Das Gewimmel war beeindruckend. Diverse Fußgänger, durch Kastenwände an seitlicher Flucht gehindert, hetzten den Bürgersteig entlang, von sporadisch kreuzenden Fahrrädern verfolgt, die wiederum den Autos simulierenden Gocarts auszuweichen hatten. Schreiend hechtete ein arbeitsloser Geschichtslehrer flüchtend über die Absperrung, nur um von einem Gocart überrollt zu werden. Weiter vorne prallten 2 Fahrräder mit einem dumpfen Schlag aufeinander.

"Hast Du das gesehen, wie der eine mitsamt dem Rad einen glatten Überschlag geschafft hat!" Rudi war hingerissen.

"Bei cleverer Planung nach meinen Vorgaben kommen wir auf einen Wert von 30 RZQ pro Stunde (Rudis-Zusammenstoß-Quotienten). Interessant für jede kommunale Planungsbehörde. Weiter: Angewandte Freizeitplanung."

Hier wurden den sitzenden Zuschauern ausgewählte Videos aus der Praxis vorgeführt, während eine Referrentin die gezeigten Bilder erläuterte.

"Wichtig ist, kein Miteinander zwischen Fußgänger und Radfahrer aufkommen zu lassen. Derartige Solidarisierungseffekte sind kommunalpolitisch nicht als konstruktiv anzusehen. Ein gesundes Spannungsverhältnis ist besonders da notwendig, wo keine Autos das beieinander stören könnten. Also im Freizeitbereich."

Sie räusperte sich. Rudi flüsterte mir ins Ohr.

"Hier kannst Du ausgewählte Beispiele aus dem Salinental bewundern."

"...wichtig ist, keinesfalls eine Trennung der Wege von Fußgängern und Radfahrern zu ermöglichen. Nein, eine gesunde Durchmischung ist sehr wichtig. Hier sehen Sie 4 Radfahrer, wie sie auf dem gemeinsam benutzen Weg versuchen, an einer Gruppe von Fußgänger vorbeizukommen. Achtung, jetzt schwenkt die ältere Dame nach links und macht die Durchfahrt zu. Beachten Sie bitte, daß sie hintereinander von 2 Radfahrer überrollt wird, während der dritte Radfahrer auf den Grünstreifen ausweicht und in eine Ulmengruppe rast. Sehr tragisch. In dieser Szene hier sehen sie einige Beispiele für überfahrene Pudel sowie einen platten Teckel.

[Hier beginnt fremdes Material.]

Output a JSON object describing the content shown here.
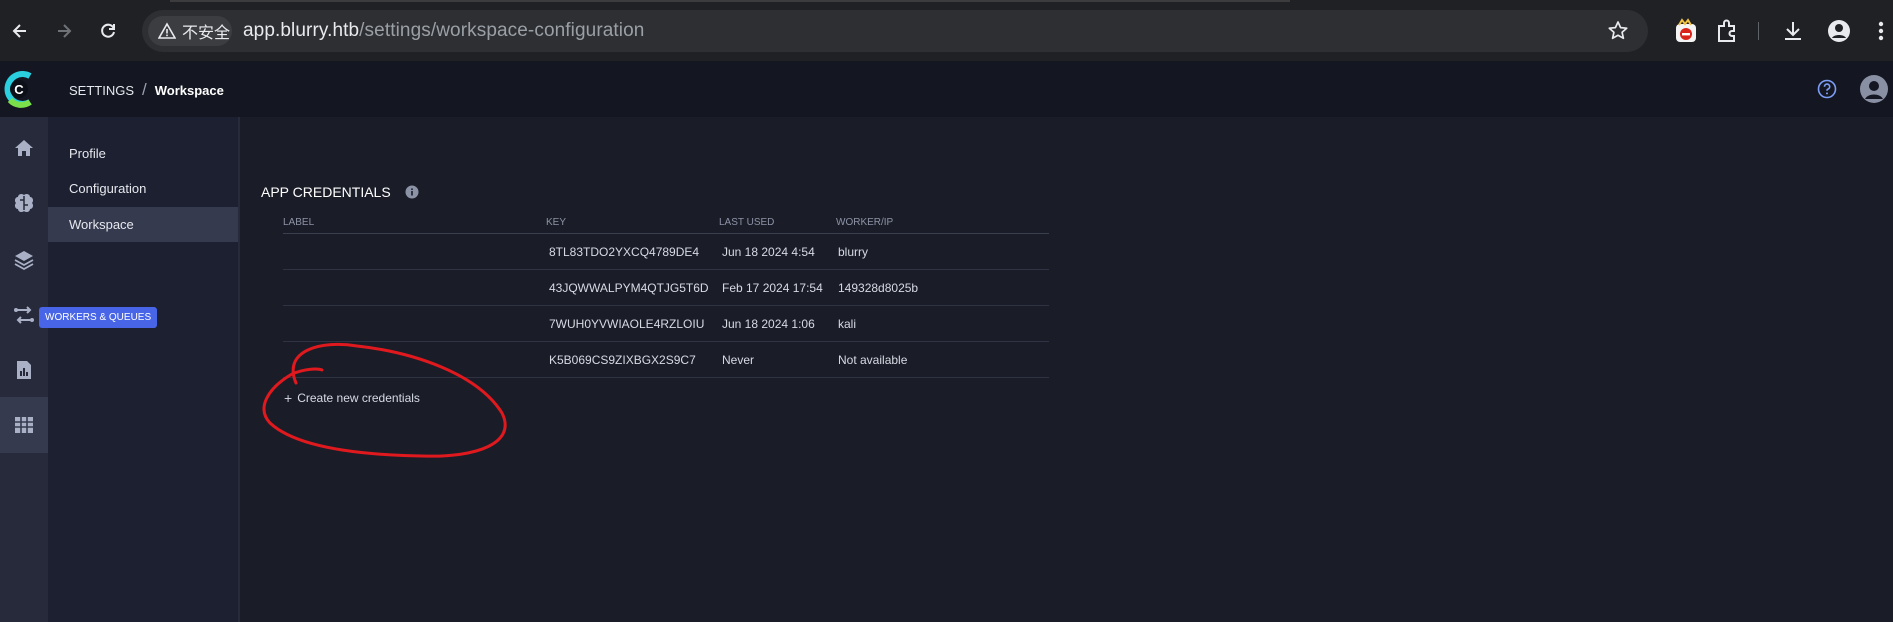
{
  "browser": {
    "security_label": "不安全",
    "url_host": "app.blurry.htb",
    "url_path": "/settings/workspace-configuration"
  },
  "header": {
    "breadcrumb_root": "SETTINGS",
    "breadcrumb_separator": "/",
    "breadcrumb_current": "Workspace"
  },
  "rail": {
    "tooltip": "WORKERS & QUEUES",
    "items": [
      "home-icon",
      "brain-icon",
      "layers-icon",
      "workers-queues-icon",
      "reports-icon",
      "settings-table-icon"
    ],
    "active_index": 5
  },
  "settings_menu": {
    "items": [
      {
        "label": "Profile"
      },
      {
        "label": "Configuration"
      },
      {
        "label": "Workspace",
        "active": true
      }
    ]
  },
  "credentials": {
    "title": "APP CREDENTIALS",
    "columns": [
      "LABEL",
      "KEY",
      "LAST USED",
      "WORKER/IP"
    ],
    "rows": [
      {
        "label": "",
        "key": "8TL83TDO2YXCQ4789DE4",
        "last_used": "Jun 18 2024 4:54",
        "worker_ip": "blurry"
      },
      {
        "label": "",
        "key": "43JQWWALPYM4QTJG5T6D",
        "last_used": "Feb 17 2024 17:54",
        "worker_ip": "149328d8025b"
      },
      {
        "label": "",
        "key": "7WUH0YVWIAOLE4RZLOIU",
        "last_used": "Jun 18 2024 1:06",
        "worker_ip": "kali"
      },
      {
        "label": "",
        "key": "K5B069CS9ZIXBGX2S9C7",
        "last_used": "Never",
        "worker_ip": "Not available"
      }
    ],
    "create_label": "Create new credentials"
  },
  "colors": {
    "accent": "#4865e8",
    "annotation": "#e0191e",
    "logo_cyan": "#2ad0e0",
    "logo_green": "#7be04a"
  }
}
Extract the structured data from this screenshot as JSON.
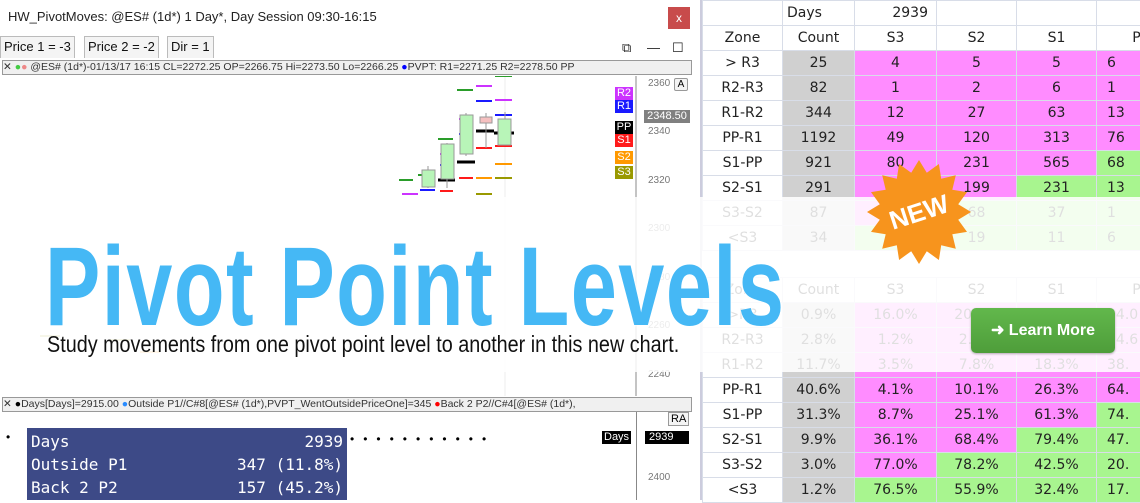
{
  "window": {
    "title": "HW_PivotMoves: @ES# (1d*) 1 Day*, Day Session 09:30-16:15",
    "close": "x",
    "tabs": [
      "Price 1 = -3",
      "Price 2 = -2",
      "Dir = 1"
    ],
    "controls": {
      "restore": "⧉",
      "minimize": "—",
      "maximize": "☐"
    }
  },
  "chart": {
    "legend": "@ES# (1d*)-01/13/17 16:15 CL=2272.25 OP=2266.75 Hi=2273.50 Lo=2266.25",
    "legend_pivot": "PVPT: R1=2271.25 R2=2278.50 PP",
    "y_ticks": [
      "2360",
      "2340",
      "2320",
      "2300",
      "2280",
      "2260",
      "2240"
    ],
    "auto_button": "A",
    "levels": [
      {
        "label": "R2",
        "color": "#cc33ff"
      },
      {
        "label": "R1",
        "color": "#1a1aff"
      },
      {
        "label": "PP",
        "color": "#000000"
      },
      {
        "label": "S1",
        "color": "#ff1a1a"
      },
      {
        "label": "S2",
        "color": "#ff9900"
      },
      {
        "label": "S3",
        "color": "#999900"
      }
    ],
    "last_price": "2348.50"
  },
  "indicator": {
    "legend": [
      "Days[Days]=2915.00",
      "Outside P1//C#8[@ES# (1d*),PVPT_WentOutsidePriceOne]=345",
      "Back 2 P2//C#4[@ES# (1d*),"
    ],
    "ra_button": "RA",
    "stats": [
      {
        "label": "Days",
        "value": "2939"
      },
      {
        "label": "Outside P1",
        "value": "347 (11.8%)"
      },
      {
        "label": "Back 2 P2",
        "value": "157 (45.2%)"
      }
    ],
    "days_label": "Days",
    "days_value": "2939",
    "y_tick": "2400"
  },
  "table_counts": {
    "days_label": "Days",
    "days_value": "2939",
    "headers": [
      "Zone",
      "Count",
      "S3",
      "S2",
      "S1",
      "P"
    ],
    "rows": [
      {
        "zone": "> R3",
        "count": "25",
        "cells": [
          "4",
          "5",
          "5",
          "6"
        ]
      },
      {
        "zone": "R2-R3",
        "count": "82",
        "cells": [
          "1",
          "2",
          "6",
          "1"
        ]
      },
      {
        "zone": "R1-R2",
        "count": "344",
        "cells": [
          "12",
          "27",
          "63",
          "13"
        ]
      },
      {
        "zone": "PP-R1",
        "count": "1192",
        "cells": [
          "49",
          "120",
          "313",
          "76"
        ]
      },
      {
        "zone": "S1-PP",
        "count": "921",
        "cells": [
          "80",
          "231",
          "565",
          "68"
        ]
      },
      {
        "zone": "S2-S1",
        "count": "291",
        "cells": [
          "",
          "199",
          "231",
          "13"
        ]
      },
      {
        "zone": "S3-S2",
        "count": "87",
        "cells": [
          "",
          "68",
          "37",
          "1"
        ]
      },
      {
        "zone": "<S3",
        "count": "34",
        "cells": [
          "",
          "19",
          "11",
          "6"
        ]
      }
    ]
  },
  "table_pct": {
    "headers": [
      "Zone",
      "Count",
      "S3",
      "S2",
      "S1",
      "P"
    ],
    "rows": [
      {
        "zone": ">R3",
        "count": "0.9%",
        "cells": [
          "16.0%",
          "20.0%",
          "20.0%",
          "24.0"
        ]
      },
      {
        "zone": "R2-R3",
        "count": "2.8%",
        "cells": [
          "1.2%",
          "2.4%",
          "7.3%",
          "14.6"
        ]
      },
      {
        "zone": "R1-R2",
        "count": "11.7%",
        "cells": [
          "3.5%",
          "7.8%",
          "18.3%",
          "38."
        ]
      },
      {
        "zone": "PP-R1",
        "count": "40.6%",
        "cells": [
          "4.1%",
          "10.1%",
          "26.3%",
          "64."
        ]
      },
      {
        "zone": "S1-PP",
        "count": "31.3%",
        "cells": [
          "8.7%",
          "25.1%",
          "61.3%",
          "74."
        ]
      },
      {
        "zone": "S2-S1",
        "count": "9.9%",
        "cells": [
          "36.1%",
          "68.4%",
          "79.4%",
          "47."
        ]
      },
      {
        "zone": "S3-S2",
        "count": "3.0%",
        "cells": [
          "77.0%",
          "78.2%",
          "42.5%",
          "20."
        ]
      },
      {
        "zone": "<S3",
        "count": "1.2%",
        "cells": [
          "76.5%",
          "55.9%",
          "32.4%",
          "17."
        ]
      }
    ]
  },
  "colors": {
    "pink": "#ff8cff",
    "green": "#a8f58f",
    "gray": "#d0d0d0",
    "headline": "#45b8f5",
    "badge": "#f7941d",
    "button": "#5aad44"
  },
  "promo": {
    "headline": "Pivot Point Levels",
    "subtitle": "Study movements from one pivot point level to another in this new chart.",
    "badge": "NEW",
    "button": "➜ Learn More"
  }
}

Hier ein verzweifelter Mountain-Biker, wie er von einer Dogge gehetzt wird. Beobachten Sie, wie der plötzlich ausgestreckte Arm des Fußgängers den herannahenden Radfahrer von seinem Gefährt fegt! Um dies zu ermöglichen, dürfen die Wege keinesfalls breiter als 1 Meter 20 angelegt werden. Und keine trennende Fahrbahnmarkierung!

Wirkungsvoll auch die Effekte durch den plötzlichen Einsatz von Fahrradklingeln..."

Auf dem Film sah ich gerade noch einen zu Tode erschrockenen Rentner in einen vorbeifließenden Kanal springen. Er verschwand rudernd am Horizont, bevor Rudi mich weiter schob.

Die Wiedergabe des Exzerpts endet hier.